Building an Economy that Works for Everyone

Tuesday marks flurry of public events regarding minimum wage

Mayor Ed Murray will give his inaugural State of the City address on Tuesday.  While it’s still unclear whether he’ll mention the push to raise the minimum wage, folks on the local, state, and even federal levels are already talking about it.

Lawmakers in Olympia are currently considering a proposal that would raise the minimum wage to $12 an hour by 2017.

Then, on Tuesday at Molly Moon’s in Capitol Hill, Senator Patty Murray and U.S. Representative Suzan DelBene will join business owners in calling for a raise of the federal minimum wage as well.

“I think this is absolutely the right conversation to be having.  We should be talking about the minimum wage in this country, and at all different levels.  The federal, state, and city level,” said Marilyn Watkins, who is the policy director at Seattle’s Economic Opportunity Institute.

She says having so many different people and groups pushing a minimum wage increase at the same time isn’t unheard of.

“The way our system works, our political system has worked this way for quite some time, is that a lot of the innovation and the push in policy starts happening first at the local level,” she said.

On Monday night, business owners in Capitol Hill talked minimum wage in private, at a closed door meeting with members of Mayor Ed Murray’s Income Inequality Task Force.  The idea behind the private meeting was to allow business owners to express their concerns in a candid, protected environment,

KING 5 caught up with a few of them as they left the meeting.

“We want to make sure that we have a part in this discussion, and make sure folks know that this could potentially have a huge impact,” said Freddy Rivas, who owns a restaurant on Capitol Hill.

He said that a $15/hour minimum wage would force small businesses to raise their price, which would in turn impact the entire economy.

“We can’t escape that,” he said.  “They take a hit, we take a hit.  The mood in a nutshell is that we’re concerned, we’re extremely concerned.”

The Economic Opportunity Institute has done a lot of research on the issue, that according to Watkins, shows no negative impact on job growth when you raise minimum wage.

The unknown, she says, is what will happen if the minimum wage in Seattle is raised to $15/hour, since it is such a large jump from the current rate.

“I think that would be a real hardship for a lot of those local, small business owners,” she said.  “And if I were designing the policy, it would definitely be a staged increase, and not something that happens all at once.”

She says the bill that’s been introduced in the state legislature would do just that, raising the minimum wage first to $10, then $11, and finally $12/hour by 2017.

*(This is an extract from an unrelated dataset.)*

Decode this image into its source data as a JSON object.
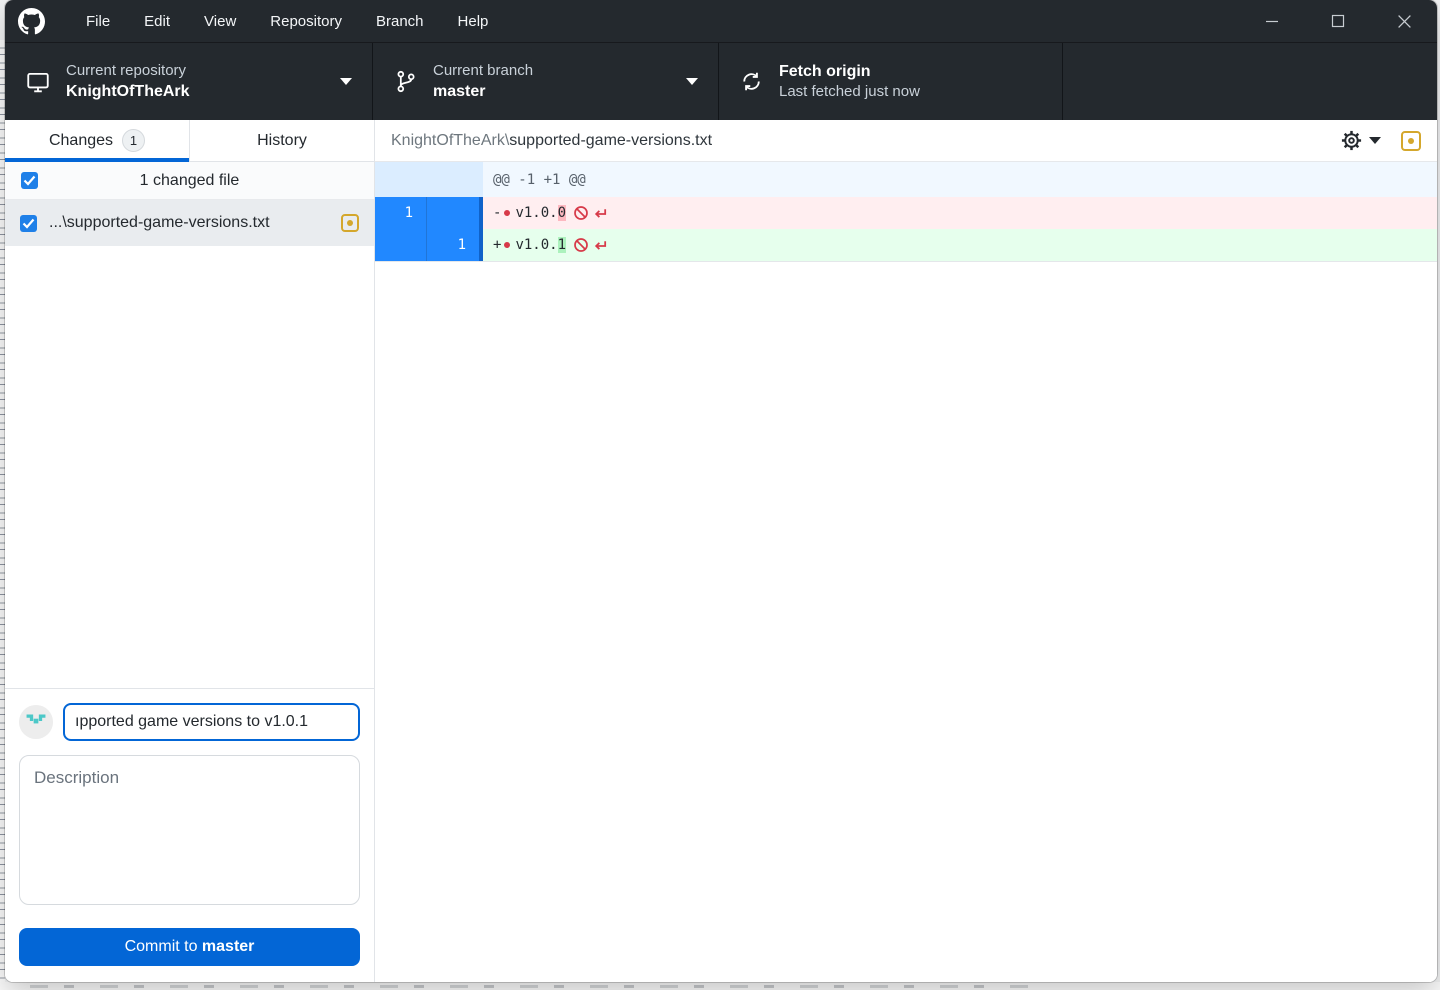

Watkins also says that had the federal minimum wage kept pace with where it was in the 1960s, it would now be at $10/hour.

“I think most Americans are pretty uncomfortable with the concept that people who are working hard and playing by the rules are having so much trouble in today’s economy, just surviving,” she said.

Watkins said it’s hard to predict what will happen next, but she ultimately thinks the minimum wage will rise in Seattle and Washington before the rest of the nation.